Here in these multivariate boxplots, a notable correaltion appears when the distance to home is longer, the more likely an employee leaves the company and such correaltions is strengthened for a single male employee.
In this last scatter plots, with the use of the best fitting line (trend line), we notice an interesting (and rather unexpected) correlation between being a hard worker and the chances to get slower promotions.
We explored a dataset of HR records that is synthetically created by IBM’s data scientists, the dataset contained 1470 observations and 34 variables that are associated with their personal and work-related characteristics. We then analyzed & visualized univariate, bivariate and multivariate sessions of the dataset with using various statistical measurements and visualizations charts.

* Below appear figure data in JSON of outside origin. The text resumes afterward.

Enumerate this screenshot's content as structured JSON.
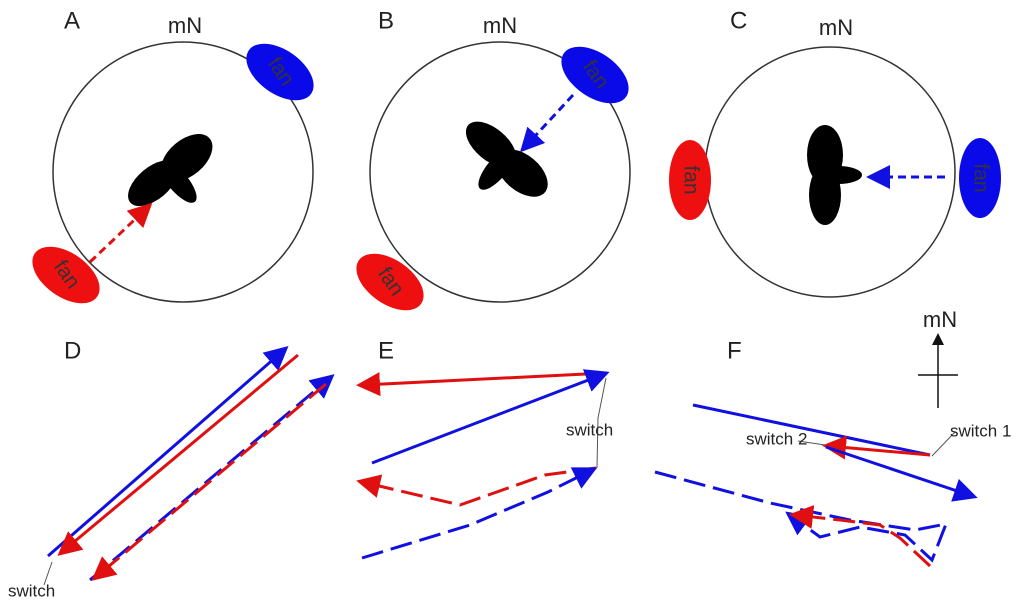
{
  "panels": [
    {
      "label": "A",
      "north": "mN",
      "fans": [
        "fan",
        "fan"
      ]
    },
    {
      "label": "B",
      "north": "mN",
      "fans": [
        "fan",
        "fan"
      ]
    },
    {
      "label": "C",
      "north": "mN",
      "fans": [
        "fan",
        "fan"
      ]
    },
    {
      "label": "D",
      "annotations": [
        "switch"
      ]
    },
    {
      "label": "E",
      "annotations": [
        "switch"
      ]
    },
    {
      "label": "F",
      "north": "mN",
      "annotations": [
        "switch 2",
        "switch 1"
      ]
    }
  ]
}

One struggle that I encountered at the beginning is the sheer number of variables combined with my limited domain knowledge of HR’s analytics field, but through making a couple explorations and visualizations I started to build intuitive sense which helped me diving with confidence into exploring and wrangling complex relationships of variables, and hence extracting valuable insights.
At the end, we have seen strong features that could determine employees’ attrition such as (Over Time, Distance From Home, Years Since Last Promotion) that can be incorporated in a predictive model as a next level of data science’s cycle.